Researchers today need to deal with an avalanche of data—from environmental sensor networks (both on land and at sea), social media feeds, LiDAR, and outputs from global- and regional-scale atmospheric circulation and general climate models and simulations. Because of this, “big data” is emerging as a major research theme for the academic community.
I recently had the opportunity to attend GIScience 2012, which is convened every two years and brings together leading researchers from around the world to reflect on a wide spectrum of geographic information science research areas. Attendees are normally university academics and graduate students working in the areas of geography, computer science, information science, cognitive science, mathematics, philosophy, psychology, social science, environmental sciences, and spatial statistics.
One of my goals as Esri’s Chief Scientist is to try to understand and articulate what big data means for the academic community. GIScience 2012 proved to be the perfect venue for this.
Academics tend to think in terms of questions. Among the many questions they seem very interested in at the moment are:
- What new fundamental problems does big data pose to GIScience?
- How can we best to foster and synergize research on big data across pertinent research communities?
- What are the significant kinds of big data from a spatial perspective? Why do they matter?
- What are the challenging issues of modeling uncertainty in big data?
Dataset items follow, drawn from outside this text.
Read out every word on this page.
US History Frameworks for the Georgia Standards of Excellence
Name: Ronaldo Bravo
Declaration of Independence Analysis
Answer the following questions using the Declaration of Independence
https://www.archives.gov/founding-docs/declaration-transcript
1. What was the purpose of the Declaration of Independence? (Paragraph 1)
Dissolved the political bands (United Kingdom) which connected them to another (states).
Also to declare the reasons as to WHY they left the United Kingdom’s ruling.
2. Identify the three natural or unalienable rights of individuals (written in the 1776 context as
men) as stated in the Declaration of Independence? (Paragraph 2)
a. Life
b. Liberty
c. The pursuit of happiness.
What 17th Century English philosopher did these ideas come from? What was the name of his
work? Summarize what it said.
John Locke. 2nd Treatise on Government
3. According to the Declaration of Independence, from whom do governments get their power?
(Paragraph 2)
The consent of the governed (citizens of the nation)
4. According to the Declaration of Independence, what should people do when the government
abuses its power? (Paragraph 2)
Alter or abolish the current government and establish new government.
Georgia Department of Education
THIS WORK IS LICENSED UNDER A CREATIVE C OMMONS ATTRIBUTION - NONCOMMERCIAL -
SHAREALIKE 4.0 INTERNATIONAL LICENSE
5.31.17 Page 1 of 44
- How can we best prepare the students in the use, development of, and analysis of big data?
In response to these and other questions, a number of research areas are being pursued, including:
- Most GIScience algorithms need to be rewritten to fit the new infrastructure of big data.
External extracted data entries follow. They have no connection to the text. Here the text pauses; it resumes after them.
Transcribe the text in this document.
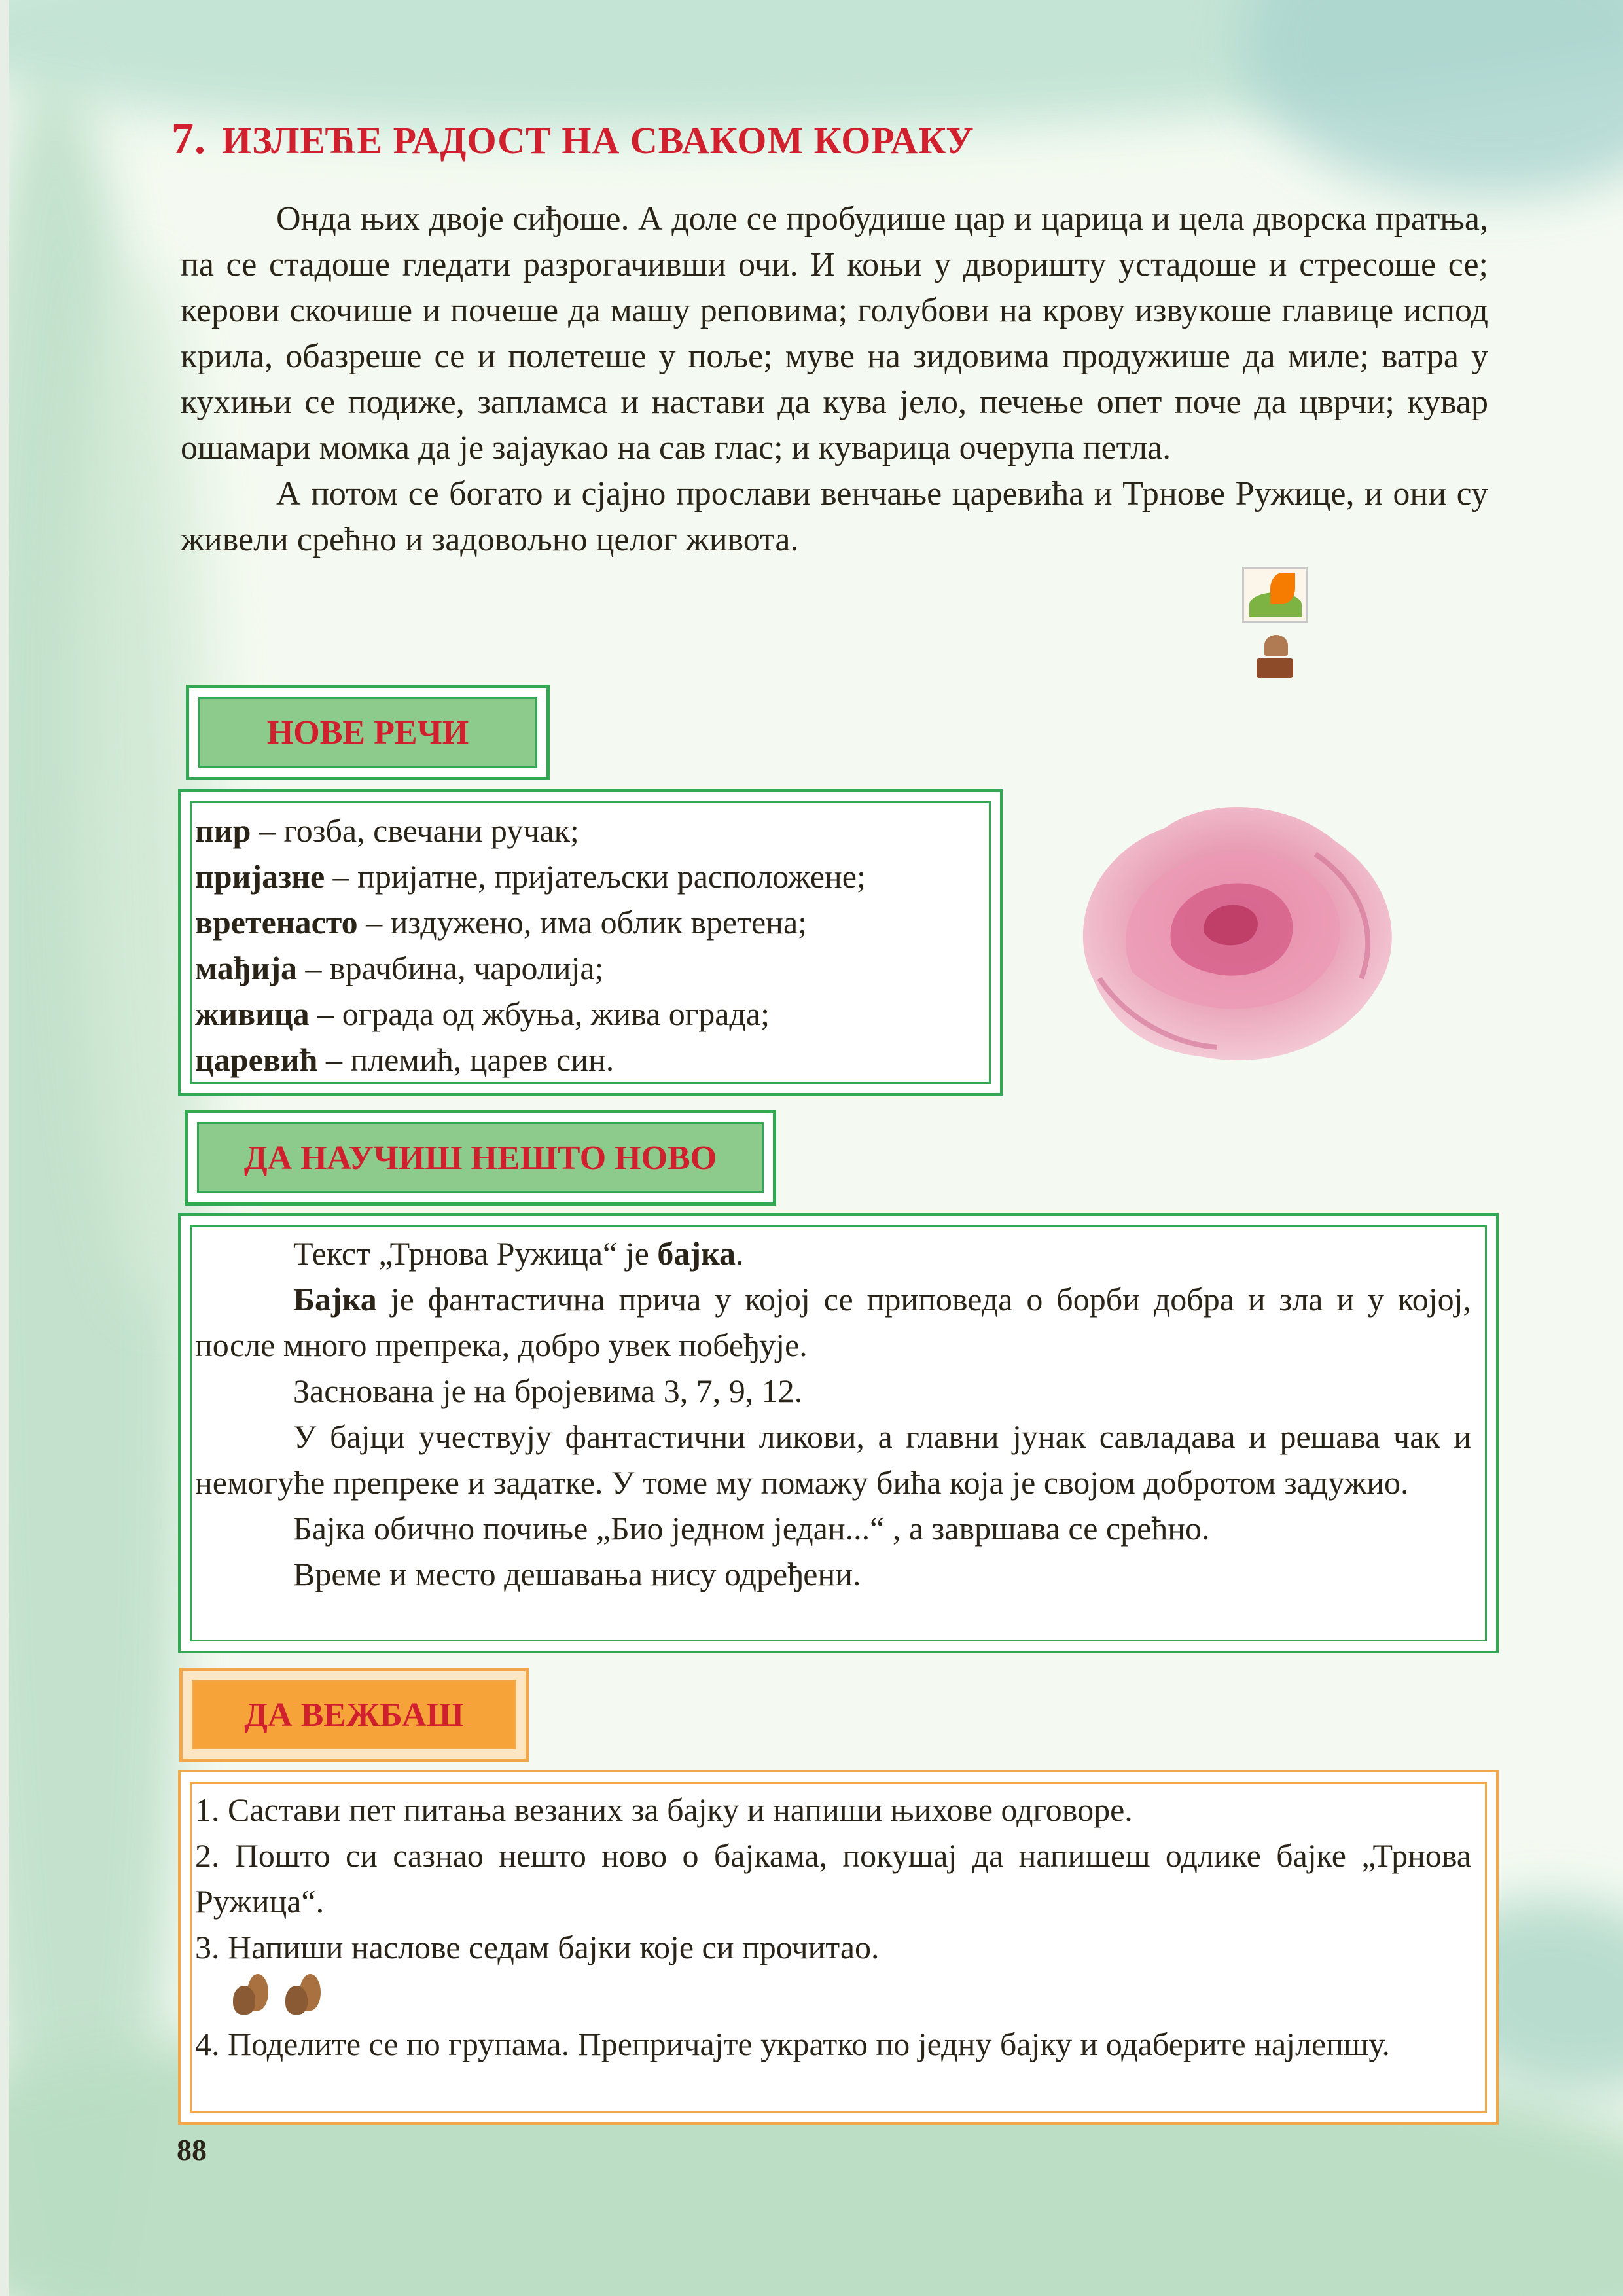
7. ИЗЛЕЋЕ РАДОСТ НА СВАКОМ КОРАКУ

Онда њих двоје сиђоше. А доле се пробудише цар и царица и цела дворска пратња, па се стадоше гледати разрогачивши очи. И коњи у дворишту устадоше и стресоше се; керови скочише и почеше да машу реповима; голубови на крову извукоше главице испод крила, обазреше се и полетеше у поље; муве на зидовима продужише да миле; ватра у кухињи се подиже, запламса и настави да кува јело, печење опет поче да цврчи; кувар ошамари момка да је зајаукао на сав глас; и куварица очерупа петла.

А потом се богато и сјајно прослави венчање царевића и Трнове Ружице, и они су живели срећно и задовољно целог живота.

НОВЕ РЕЧИ
пир – гозба, свечани ручак;
пријазне – пријатне, пријатељски расположене;
вретенасто – издужено, има облик вретена;
мађија – врачбина, чаролија;
живица – ограда од жбуња, жива ограда;
царевић – племић, царев син.
ДА НАУЧИШ НЕШТО НОВО

Текст „Трнова Ружица“ је бајка.

Бајка је фантастична прича у којој се приповеда о борби добра и зла и у којој, после много препрека, добро увек побеђује.

Заснована је на бројевима 3, 7, 9, 12.

У бајци учествују фантастични ликови, а главни јунак савладава и решава чак и немогуће препреке и задатке. У томе му помажу бића која је својом добротом задужио.

Бајка обично почиње „Био једном један...“ , а завршава се срећно.

Време и место дешавања нису одређени.

ДА ВЕЖБАШ

1. Састави пет питања везаних за бајку и напиши њихове одговоре.

2. Пошто си сазнао нешто ново о бајкама, покушај да напишеш одлике бајке „Трнова Ружица“.

3. Напиши наслове седам бајки које си прочитао.

4. Поделите се по групама. Препричајте укратко по једну бајку и одаберите најлепшу.

88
- Various communities—such as the machine learning and complex process modeling communities—need to talk to each other and work together.
- We have succeeded in getting metadata to talk to data. We now need models talking to data, models talking to other models, and models talking to us via effective workflows.
Among the “V” tenets of big data, Variety may be the most interesting for the academic community, with data coming from more sources and types (picture, video, audio, text, scientific observations, scientific models), perspectives (governments, military, NGOs, etc.), and the various cultures of contributing data (e.g., government vs. citizen scientist). A more holistic view is gained by considering all of these.
This community is also very keen on semantics, with the aim toward semantically annotating big data and making it understandable to both humans and machines, easing publishing, retrieving, and exploring. Many challenges still remain in improving the exploration of the data. For example, how can we come up with new paradigms to browse and navigate through data without pre-sized queries?
Big Data and Esri
The IT industry has launched a whole series of technologies to manage and process the deluge of big data using advanced techniques such as parallel processing, in-stream processing, and related techniques. In my brief remarks at GIScience 2012 as a member of a plenary panel on big data, I shared that Esri is still working through and researching various issues, approaches, and technologies related to big data, and developing prototypes.
We are researching the importance of Volume, Velocity, and Variety, adding the two additional “V’s” of Veracity and Values (which resonates well with this community), and how these “V’s” will require significant departures from traditional SQL databases and processing workflows. We are also looking at the importance of developing or leveraging multi-node architectures, stream-processing engines for real-time analysis, and spatially-enabled NoSQL databases, document stores and search engines.
In terms of technologies, at Esri we are researching and experimenting with stream processing via Storm, Map Reduce frameworks via Hadoop, NoSQL databases via MongoDb, and scripting in Hive or Pig languages to do data processing.
Esri is working with several customers that have interest in leveraging GIS with big data. We are currently investigating how our platform can integrate with big data technologies and provide analytic and visualization solutions. We are also working with several of the leading big data vendors, such as IBM, and actively building prototypes that help us understand how best to support big data.